On the one hand, they're both survival thrillers. Where Sandra Bullock's astronaut finds herself facing the challenge of staying alive in space, Desierto's threat is the hostile desert, in which Moises (Gael Garcia Bernal) and others try to escape the sights of a sniper rifle in the hands of a right-wing American (Dean Morgan). But both prove Cuaron's knack for combining genre flicks with heavier themes: here, the real villain is the intolerance of other people.


If it sounds heavy-handed, that's the secret to Desierto's brilliance: you're never hit over the head with its pro-immigration stance. You're simply left to run with it from the barrel of a gun. Yet that stripped-down simplicity makes the movie even more relevant: as news headlines remind us every day, the battle between migrants and natives is happening all over the world, which means that Desierto could almost be taking place anywhere.

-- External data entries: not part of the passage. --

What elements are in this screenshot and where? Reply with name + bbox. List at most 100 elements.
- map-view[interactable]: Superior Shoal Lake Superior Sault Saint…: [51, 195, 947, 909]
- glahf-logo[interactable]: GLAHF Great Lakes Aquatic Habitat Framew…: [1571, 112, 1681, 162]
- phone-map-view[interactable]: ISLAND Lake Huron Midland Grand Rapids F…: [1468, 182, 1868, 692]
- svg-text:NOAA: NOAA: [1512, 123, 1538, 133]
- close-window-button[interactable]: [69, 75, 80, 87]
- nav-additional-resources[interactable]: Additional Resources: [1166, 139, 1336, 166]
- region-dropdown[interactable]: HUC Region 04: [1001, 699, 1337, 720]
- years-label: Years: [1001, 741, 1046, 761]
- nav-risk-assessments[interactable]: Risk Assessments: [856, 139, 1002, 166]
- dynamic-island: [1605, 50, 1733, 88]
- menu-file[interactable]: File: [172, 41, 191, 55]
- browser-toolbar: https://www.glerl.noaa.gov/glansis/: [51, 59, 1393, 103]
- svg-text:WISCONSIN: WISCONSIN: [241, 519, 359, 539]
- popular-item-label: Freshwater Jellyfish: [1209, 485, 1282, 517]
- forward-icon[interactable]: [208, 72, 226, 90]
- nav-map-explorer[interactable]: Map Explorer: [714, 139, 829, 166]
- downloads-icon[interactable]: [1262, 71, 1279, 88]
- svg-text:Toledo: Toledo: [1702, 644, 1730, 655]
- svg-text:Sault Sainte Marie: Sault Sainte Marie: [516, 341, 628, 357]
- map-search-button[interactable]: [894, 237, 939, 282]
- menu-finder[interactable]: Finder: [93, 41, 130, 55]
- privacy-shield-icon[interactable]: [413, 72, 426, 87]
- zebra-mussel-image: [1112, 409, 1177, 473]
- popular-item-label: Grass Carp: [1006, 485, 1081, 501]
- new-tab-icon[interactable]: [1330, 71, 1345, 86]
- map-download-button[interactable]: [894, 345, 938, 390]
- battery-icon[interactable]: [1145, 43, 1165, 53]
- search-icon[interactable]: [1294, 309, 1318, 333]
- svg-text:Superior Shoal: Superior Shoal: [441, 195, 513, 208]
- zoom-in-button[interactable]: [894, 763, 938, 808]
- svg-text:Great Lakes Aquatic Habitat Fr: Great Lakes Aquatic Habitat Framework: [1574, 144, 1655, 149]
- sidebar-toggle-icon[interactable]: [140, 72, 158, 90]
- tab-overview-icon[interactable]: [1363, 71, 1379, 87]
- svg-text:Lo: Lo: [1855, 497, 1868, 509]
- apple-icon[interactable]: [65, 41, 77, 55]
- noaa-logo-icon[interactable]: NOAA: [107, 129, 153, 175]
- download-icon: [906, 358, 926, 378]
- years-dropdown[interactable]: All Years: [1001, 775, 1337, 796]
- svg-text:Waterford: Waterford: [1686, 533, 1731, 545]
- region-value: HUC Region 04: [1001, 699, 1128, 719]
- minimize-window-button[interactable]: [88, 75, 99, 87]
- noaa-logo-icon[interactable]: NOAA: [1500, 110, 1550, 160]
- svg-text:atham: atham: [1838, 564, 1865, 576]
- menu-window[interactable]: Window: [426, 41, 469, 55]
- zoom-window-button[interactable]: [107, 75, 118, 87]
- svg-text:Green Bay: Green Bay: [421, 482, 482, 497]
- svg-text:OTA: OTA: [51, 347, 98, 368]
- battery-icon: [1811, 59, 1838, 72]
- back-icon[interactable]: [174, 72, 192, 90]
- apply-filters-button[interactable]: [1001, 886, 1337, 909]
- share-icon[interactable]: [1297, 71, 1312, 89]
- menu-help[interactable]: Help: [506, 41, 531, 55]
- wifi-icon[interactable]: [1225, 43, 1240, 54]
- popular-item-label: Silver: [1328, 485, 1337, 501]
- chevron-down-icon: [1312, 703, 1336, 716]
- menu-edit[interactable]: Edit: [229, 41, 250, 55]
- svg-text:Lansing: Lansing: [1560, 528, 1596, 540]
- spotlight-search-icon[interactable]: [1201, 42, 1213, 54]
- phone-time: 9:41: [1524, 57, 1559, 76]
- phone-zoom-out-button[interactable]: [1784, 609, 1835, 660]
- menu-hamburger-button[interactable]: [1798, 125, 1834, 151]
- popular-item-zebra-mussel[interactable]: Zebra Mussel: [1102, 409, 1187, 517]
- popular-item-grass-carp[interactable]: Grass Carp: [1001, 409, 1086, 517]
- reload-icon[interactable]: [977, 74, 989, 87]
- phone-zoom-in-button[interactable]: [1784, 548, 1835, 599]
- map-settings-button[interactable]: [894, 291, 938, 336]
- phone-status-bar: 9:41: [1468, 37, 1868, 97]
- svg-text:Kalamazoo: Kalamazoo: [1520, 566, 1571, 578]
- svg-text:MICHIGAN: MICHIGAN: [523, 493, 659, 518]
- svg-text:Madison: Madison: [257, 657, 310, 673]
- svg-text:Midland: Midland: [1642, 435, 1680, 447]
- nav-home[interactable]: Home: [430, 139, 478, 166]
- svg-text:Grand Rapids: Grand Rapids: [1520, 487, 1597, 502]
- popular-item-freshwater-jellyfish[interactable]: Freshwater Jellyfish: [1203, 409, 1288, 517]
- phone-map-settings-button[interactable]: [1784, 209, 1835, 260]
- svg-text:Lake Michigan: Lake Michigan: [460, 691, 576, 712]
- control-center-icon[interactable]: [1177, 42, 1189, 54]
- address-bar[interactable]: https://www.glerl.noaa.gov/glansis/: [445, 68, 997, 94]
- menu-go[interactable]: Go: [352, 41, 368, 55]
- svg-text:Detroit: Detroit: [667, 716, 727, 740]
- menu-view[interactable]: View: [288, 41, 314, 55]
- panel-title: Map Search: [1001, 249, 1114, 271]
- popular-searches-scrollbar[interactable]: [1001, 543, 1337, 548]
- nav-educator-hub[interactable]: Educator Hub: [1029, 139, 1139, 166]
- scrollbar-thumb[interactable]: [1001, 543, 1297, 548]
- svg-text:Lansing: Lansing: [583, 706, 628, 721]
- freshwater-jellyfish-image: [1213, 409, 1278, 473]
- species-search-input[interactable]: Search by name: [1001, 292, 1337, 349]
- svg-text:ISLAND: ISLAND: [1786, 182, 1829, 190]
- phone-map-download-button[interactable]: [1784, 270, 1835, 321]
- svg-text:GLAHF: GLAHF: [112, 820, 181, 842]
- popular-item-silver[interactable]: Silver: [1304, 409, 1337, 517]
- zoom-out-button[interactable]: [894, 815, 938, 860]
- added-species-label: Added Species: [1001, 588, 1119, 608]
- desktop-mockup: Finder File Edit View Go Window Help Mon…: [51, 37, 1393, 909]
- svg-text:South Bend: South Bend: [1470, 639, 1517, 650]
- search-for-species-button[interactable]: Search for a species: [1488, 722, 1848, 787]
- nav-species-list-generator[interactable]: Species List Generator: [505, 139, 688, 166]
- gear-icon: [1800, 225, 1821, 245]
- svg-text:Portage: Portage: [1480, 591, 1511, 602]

Morgan and Bernal embrace that bare-bones approach with physical performances that carry a surprising emotional weight; Bernal's panicked face, desperate to avoid death, is immediately engaging, while Morgan swaggers about like John Wayne in an anti-Western, accompanied by a vicious dog. As the widescreen landscape, a frontier so idolised by the golden age of US cinema, turns into an unwelcome barrier, Cuaron's immersive sound design and sweltering atmosphere make for an oppressive watch. The result is viscerally exciting and pulsatingly political. It may not be as high-profile as Gravity, but Desierto is every bit as gripping.